Tendor on China’s Theft of Democracy

My good friend and former coworker Tenzin Dorjee is the Executive Director of Students for a Free Tibet. He has an op-ed at Huffington Post titled “China’s Theft of Tibetan Ballots Threatens Democracy Everywhere.” On October 3rd, at the behest of the Chinese government, Nepali security forces stormed into voting stations and confiscated ballots cast by Tibetans in the Exile Government’s global election for both prime minister and members of parliament. Tendor notes that Tibetans “have participated in 14 parliamentary elections and two prime ministerial elections” since the 1960s. China had never previously sought to disrupt Tibetan exile elections in the past.

One key line of Tendor’s op-ed is this:

As Tibetan democracy finally comes of age, Beijing feels compelled to undermine this exercise of freedom and civil liberties that clashes with its own portrayal of Tibet as a feudal theocracy.

Moreover, the Tibetan election is a milestone in the global movement for democracy. What began as an unlikely democratic experiment in 1960 has evolved into a full-blown democratic government in exile, with the Parliament and Prime Minister elected by the Tibetan people through universal franchise. As the Chinese government continues to drag its authoritarian system well into the second millennium – leaving a fifth of the world’s population with no say over their own political future – a handful of Tibetans living in exile have overcome dispersion and statelessness to adopt an enlightened system of governance. This makes China look regressive and primitive in spite of its economic progress. It is, therefore, only natural that Beijing wants to undermine our democracy.

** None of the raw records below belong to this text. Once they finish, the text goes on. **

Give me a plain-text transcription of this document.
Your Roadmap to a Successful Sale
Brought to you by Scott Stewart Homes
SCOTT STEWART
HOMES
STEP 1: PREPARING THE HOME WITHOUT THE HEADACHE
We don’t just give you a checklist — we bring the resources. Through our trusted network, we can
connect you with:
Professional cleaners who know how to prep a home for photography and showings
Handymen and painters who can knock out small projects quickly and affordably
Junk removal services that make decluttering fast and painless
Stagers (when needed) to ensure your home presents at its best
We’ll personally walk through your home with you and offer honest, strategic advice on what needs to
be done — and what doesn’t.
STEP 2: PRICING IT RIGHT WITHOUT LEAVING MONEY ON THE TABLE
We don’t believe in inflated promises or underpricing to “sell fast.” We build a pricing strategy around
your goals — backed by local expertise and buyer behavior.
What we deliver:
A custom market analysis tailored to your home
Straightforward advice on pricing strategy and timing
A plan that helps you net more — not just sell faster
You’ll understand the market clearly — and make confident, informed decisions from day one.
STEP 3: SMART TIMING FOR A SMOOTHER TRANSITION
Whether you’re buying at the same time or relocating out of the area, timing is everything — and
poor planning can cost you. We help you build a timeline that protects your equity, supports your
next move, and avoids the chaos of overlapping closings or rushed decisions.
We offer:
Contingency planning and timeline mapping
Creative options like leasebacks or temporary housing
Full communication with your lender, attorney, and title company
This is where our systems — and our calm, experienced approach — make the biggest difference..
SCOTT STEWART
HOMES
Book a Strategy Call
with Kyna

Perhaps the most prevalent argument by pro-occupation people for supporting China’s invasion of Tibet is that Tibet was a backwards, theocratic country. But as we’ve seen for decades, the “old Tibet” government, the institution of the Dalai Lama, has established a democracy in exile. By contrast, a friend points out in email, “new China is imprisoning Nobel laureates who call for democracy.”